Picket breakfasts were organised in each town to support those on strike, these morning actions were attended by over 100,000 nationally. Events were organised throughout the day from improvised placard-making workshops in schools or on the street, picnics, speeches and feminist choirs, and culminated with the afternoon protests staged in every town and city.
Employers’ organisations viciously criticised the strike, calling it illegal and strongly opposing its demands. However, the movement and pressure was such that many employers were forced to adopt a conciliatory position and allow for staff to participate in the action in some way.

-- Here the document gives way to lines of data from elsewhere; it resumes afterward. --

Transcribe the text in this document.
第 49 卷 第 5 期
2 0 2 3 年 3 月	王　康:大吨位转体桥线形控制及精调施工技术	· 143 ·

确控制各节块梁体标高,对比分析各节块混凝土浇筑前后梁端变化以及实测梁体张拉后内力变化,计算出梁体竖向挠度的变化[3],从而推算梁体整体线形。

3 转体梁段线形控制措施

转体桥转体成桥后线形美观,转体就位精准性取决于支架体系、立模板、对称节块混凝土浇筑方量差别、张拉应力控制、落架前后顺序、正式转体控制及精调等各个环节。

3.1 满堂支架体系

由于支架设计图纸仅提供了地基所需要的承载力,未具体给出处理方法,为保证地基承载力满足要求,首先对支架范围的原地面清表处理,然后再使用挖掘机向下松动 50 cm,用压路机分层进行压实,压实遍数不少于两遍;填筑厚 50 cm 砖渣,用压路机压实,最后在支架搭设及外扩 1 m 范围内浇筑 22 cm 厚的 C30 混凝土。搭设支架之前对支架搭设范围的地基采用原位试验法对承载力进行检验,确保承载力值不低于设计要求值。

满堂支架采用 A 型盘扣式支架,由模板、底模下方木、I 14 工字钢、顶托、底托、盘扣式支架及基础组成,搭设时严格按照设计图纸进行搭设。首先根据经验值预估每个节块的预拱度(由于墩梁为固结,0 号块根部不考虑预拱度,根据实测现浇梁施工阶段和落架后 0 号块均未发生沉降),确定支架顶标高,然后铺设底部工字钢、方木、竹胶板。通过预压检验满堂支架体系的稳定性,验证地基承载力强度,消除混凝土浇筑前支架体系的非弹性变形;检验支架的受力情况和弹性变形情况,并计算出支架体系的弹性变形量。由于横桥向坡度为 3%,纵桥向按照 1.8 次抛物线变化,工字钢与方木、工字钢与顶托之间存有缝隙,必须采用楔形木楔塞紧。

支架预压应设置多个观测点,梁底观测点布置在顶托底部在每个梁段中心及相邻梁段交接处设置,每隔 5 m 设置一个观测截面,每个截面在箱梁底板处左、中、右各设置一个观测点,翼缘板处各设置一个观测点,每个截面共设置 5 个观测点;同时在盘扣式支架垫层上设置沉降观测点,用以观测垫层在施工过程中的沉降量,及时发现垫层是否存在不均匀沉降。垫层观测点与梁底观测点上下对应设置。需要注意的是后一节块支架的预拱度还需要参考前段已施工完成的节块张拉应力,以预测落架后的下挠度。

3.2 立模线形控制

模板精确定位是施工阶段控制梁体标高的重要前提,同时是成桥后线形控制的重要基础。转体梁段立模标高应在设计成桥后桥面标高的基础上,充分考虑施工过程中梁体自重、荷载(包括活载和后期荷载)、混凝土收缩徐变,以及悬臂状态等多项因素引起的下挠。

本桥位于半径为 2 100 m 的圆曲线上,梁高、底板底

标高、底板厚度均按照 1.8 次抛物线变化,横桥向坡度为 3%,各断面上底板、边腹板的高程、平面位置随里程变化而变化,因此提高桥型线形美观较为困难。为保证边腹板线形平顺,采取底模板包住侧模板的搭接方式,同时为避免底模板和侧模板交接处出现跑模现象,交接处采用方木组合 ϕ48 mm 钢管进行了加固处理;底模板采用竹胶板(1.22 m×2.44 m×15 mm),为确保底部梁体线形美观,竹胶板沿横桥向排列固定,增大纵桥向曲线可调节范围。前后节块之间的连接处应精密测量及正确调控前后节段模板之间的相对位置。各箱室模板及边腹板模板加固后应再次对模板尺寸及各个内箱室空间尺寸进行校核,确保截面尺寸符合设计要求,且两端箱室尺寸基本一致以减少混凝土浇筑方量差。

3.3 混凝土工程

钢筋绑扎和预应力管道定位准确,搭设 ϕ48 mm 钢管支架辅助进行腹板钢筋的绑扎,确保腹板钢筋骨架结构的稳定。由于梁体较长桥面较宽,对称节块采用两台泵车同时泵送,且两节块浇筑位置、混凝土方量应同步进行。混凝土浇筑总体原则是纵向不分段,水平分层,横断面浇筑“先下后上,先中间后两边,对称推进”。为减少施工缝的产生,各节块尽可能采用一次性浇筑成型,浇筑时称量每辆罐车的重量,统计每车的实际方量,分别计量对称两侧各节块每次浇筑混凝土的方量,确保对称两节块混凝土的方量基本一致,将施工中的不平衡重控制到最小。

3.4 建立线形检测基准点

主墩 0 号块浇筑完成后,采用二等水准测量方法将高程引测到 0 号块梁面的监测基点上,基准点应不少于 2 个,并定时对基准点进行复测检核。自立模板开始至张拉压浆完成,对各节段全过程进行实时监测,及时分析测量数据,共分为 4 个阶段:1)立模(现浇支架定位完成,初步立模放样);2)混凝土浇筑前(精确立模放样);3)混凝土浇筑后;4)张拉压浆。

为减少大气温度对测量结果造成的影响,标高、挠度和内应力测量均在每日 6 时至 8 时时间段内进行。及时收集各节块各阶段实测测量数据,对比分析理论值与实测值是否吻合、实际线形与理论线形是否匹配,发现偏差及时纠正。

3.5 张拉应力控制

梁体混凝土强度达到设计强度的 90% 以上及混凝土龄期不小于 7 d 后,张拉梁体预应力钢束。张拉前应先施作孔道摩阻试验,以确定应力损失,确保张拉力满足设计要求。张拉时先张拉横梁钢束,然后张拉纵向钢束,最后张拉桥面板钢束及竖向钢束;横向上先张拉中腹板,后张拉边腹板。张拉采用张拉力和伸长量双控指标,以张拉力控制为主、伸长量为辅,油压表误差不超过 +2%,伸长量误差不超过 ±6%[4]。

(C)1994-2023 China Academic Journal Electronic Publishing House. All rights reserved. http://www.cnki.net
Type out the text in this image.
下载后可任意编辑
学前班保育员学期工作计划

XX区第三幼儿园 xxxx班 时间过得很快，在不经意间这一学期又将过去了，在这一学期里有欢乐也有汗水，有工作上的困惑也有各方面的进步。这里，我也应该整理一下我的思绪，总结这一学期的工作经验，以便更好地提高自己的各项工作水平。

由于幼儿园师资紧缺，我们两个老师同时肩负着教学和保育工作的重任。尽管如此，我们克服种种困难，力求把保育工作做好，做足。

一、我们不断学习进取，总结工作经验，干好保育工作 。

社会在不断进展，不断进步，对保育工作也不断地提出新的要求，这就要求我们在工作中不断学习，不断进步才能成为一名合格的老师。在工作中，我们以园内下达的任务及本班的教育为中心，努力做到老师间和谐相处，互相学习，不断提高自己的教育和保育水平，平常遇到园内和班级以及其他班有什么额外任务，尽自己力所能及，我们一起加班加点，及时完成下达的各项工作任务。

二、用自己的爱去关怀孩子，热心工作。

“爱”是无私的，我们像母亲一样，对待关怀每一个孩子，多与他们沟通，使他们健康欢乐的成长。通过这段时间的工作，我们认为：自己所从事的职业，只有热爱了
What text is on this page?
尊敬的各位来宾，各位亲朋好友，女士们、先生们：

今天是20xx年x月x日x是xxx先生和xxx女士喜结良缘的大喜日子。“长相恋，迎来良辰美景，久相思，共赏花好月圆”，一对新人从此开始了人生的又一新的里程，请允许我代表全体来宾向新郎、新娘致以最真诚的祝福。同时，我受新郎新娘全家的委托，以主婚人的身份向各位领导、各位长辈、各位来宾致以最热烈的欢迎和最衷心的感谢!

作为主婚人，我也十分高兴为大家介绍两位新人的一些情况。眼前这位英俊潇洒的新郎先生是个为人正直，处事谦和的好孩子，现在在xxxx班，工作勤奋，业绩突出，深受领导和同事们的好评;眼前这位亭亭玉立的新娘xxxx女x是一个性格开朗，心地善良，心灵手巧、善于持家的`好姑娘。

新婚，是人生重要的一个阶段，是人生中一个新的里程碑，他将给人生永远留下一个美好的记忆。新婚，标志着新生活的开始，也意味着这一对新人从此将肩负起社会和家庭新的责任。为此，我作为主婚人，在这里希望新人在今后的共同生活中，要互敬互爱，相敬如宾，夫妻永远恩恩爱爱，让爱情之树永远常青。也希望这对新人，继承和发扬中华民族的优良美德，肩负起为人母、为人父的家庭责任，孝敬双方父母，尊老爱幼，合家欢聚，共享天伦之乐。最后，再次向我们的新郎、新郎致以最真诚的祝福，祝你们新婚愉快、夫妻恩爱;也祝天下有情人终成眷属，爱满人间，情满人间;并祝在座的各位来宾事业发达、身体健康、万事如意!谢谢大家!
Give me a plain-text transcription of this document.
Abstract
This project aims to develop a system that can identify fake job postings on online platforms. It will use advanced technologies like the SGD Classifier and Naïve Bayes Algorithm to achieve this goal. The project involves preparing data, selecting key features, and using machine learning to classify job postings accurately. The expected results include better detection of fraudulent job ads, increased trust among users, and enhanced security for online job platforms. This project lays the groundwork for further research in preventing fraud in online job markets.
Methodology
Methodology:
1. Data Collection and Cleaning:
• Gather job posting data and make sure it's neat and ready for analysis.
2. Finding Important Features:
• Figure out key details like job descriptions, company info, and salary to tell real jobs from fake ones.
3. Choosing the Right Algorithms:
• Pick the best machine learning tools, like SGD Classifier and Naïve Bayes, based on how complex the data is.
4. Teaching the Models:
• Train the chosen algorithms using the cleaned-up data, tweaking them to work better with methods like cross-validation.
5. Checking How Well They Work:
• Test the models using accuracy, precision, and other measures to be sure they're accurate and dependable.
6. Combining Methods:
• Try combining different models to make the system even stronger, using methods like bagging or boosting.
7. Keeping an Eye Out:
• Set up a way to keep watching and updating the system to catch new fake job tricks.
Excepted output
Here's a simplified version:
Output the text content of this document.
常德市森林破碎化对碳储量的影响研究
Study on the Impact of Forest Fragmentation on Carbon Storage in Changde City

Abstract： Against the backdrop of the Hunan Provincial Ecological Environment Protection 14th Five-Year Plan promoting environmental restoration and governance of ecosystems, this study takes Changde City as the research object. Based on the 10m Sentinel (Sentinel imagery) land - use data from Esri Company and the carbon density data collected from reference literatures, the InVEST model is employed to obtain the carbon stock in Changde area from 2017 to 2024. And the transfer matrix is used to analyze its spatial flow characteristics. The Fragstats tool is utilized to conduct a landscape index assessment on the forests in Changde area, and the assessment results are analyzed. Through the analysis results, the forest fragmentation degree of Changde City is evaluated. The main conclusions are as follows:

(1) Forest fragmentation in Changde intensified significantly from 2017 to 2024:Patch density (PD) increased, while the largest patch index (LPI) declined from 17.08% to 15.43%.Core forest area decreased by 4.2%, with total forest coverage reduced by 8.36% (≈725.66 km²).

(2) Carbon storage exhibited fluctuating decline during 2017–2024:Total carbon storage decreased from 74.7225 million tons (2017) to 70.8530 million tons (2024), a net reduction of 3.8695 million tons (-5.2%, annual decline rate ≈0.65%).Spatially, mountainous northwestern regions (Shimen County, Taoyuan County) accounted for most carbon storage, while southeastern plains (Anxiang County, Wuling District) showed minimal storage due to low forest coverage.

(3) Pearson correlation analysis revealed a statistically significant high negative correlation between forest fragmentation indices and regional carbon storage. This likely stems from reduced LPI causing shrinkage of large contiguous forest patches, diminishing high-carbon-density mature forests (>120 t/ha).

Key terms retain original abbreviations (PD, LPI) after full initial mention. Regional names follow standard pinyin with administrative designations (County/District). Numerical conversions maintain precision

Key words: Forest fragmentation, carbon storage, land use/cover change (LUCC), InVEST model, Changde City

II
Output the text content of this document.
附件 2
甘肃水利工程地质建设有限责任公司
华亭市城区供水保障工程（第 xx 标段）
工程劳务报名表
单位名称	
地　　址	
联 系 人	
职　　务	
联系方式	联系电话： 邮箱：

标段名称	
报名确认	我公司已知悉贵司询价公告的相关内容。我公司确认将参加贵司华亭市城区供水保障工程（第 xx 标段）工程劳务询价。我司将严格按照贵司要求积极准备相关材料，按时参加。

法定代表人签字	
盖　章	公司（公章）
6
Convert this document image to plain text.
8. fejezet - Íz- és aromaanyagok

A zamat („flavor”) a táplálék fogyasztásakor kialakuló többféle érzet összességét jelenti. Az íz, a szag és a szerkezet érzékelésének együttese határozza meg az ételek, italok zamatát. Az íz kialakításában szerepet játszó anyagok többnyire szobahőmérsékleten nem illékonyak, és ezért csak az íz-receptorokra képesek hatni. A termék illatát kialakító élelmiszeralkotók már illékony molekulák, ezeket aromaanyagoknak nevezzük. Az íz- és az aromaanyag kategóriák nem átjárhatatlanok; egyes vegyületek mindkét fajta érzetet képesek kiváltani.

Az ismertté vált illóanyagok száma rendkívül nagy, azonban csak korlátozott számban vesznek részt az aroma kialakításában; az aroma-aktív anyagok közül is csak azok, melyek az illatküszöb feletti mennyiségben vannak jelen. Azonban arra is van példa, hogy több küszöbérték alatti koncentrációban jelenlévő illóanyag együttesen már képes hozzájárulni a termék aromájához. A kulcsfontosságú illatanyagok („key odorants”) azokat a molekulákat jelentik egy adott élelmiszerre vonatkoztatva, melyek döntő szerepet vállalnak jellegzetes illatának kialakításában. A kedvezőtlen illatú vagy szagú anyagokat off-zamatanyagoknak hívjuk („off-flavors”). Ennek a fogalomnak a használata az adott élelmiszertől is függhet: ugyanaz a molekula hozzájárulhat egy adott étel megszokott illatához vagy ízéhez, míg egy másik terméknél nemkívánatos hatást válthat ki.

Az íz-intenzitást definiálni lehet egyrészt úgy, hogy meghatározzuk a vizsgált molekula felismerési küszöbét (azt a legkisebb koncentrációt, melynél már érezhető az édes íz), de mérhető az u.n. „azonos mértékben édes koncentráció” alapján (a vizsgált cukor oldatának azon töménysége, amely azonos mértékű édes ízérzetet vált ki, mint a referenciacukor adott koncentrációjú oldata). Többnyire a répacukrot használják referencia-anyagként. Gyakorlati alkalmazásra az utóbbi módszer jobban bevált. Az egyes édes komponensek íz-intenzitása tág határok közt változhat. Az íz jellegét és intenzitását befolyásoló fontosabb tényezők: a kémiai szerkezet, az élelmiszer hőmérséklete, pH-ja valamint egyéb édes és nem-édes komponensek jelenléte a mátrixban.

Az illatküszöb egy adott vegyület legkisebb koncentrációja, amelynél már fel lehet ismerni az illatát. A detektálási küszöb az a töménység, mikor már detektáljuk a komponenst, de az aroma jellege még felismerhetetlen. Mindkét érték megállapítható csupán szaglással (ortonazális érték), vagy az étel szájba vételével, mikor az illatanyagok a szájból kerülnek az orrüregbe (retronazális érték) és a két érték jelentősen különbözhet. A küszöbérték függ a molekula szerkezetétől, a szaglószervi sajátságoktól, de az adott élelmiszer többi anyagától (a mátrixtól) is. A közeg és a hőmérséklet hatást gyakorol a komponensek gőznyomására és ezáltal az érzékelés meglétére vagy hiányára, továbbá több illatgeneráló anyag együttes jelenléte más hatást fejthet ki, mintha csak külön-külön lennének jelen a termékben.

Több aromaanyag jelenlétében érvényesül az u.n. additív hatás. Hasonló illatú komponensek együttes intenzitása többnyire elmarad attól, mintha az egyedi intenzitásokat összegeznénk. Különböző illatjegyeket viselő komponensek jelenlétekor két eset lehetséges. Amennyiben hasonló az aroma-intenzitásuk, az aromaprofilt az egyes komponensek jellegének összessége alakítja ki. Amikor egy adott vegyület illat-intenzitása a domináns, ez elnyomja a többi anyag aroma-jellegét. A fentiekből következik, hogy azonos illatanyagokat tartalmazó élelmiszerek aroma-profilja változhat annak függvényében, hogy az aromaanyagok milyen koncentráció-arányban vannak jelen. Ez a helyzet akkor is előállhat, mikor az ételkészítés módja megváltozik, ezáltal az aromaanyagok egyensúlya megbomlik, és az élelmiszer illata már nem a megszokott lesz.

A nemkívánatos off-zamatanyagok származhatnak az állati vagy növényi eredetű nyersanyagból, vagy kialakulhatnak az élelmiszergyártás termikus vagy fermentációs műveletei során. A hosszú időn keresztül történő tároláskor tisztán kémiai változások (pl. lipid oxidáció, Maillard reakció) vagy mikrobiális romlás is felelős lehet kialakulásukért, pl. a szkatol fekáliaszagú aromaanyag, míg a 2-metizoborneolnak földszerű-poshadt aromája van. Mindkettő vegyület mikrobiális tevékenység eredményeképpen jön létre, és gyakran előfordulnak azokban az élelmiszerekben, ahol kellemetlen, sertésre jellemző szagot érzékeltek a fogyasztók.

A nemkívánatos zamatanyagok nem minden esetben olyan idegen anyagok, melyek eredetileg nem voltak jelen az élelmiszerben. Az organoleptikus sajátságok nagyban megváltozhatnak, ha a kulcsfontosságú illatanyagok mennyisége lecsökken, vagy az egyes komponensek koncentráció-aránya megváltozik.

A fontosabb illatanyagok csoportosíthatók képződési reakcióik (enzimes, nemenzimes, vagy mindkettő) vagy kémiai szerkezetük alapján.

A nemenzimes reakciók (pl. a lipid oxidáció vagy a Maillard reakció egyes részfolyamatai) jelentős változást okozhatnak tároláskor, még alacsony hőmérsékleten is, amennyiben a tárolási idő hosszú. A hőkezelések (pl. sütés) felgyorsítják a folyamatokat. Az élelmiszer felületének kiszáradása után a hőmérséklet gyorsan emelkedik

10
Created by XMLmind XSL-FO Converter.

Traditional right wing parties such as the PLR (Liberal Radical Party), government ministers and high profile right wing politicians also came under pressure to show some form of support to the action. While on that day, the UDC (Democratic Centre Union), a far right conservative bourgeois party unsurprisingly opposed the strike and their women members organised a charity lunch to raise funds for an anti-choice organisation to mark the day!
Need for a worker’s party
The Greens and Parti Socialiste have consciously put themselves forward in this movement. However, they represent no alternative. They have been in government both at federal and canton level for decades and are constantly swaying to the right, supporting austerity policies that hit women and working class people the hardest and only put forward watered-down reforms.
Although trade union activists have been the backbone of this movement, and their demands are clear, it is politically very eclectic and confusion is present, with no clear anti-capitalist outlook from the collectives and the presence of elements of liberal feminism.
This points to the need for a clear left working class alternative in Switzerland that would be capable of bringing the demands of the movement to the fore. As in the rest of Europe, the conditions of workers in Switzerland are under attack, yet no party represents their interests on a national scale. Such an alternative could be a major step forward.
A new generation gets active
The momentum gained by the movement over the past few months is truly inspiring and has seen many young women, workers and students getting active in politics for the first time. The action also popularised the idea of strike action as a method that can force change and push for demands that will benefit the working class as a whole.
While a call has been made for the collectives to meet on the 2nd of July to discuss a strategy going forward, the struggle must continue in the aftermath of the strike and demands must be placed on the trade union movement to call for follow up actions, including strike action involving all workers. For the aspirations of the hundreds of thousands who took to the streets to be met, the capitalist system which breeds inequality and discrimination, with exploitation at its core, must be challenged and a socialist alternative built.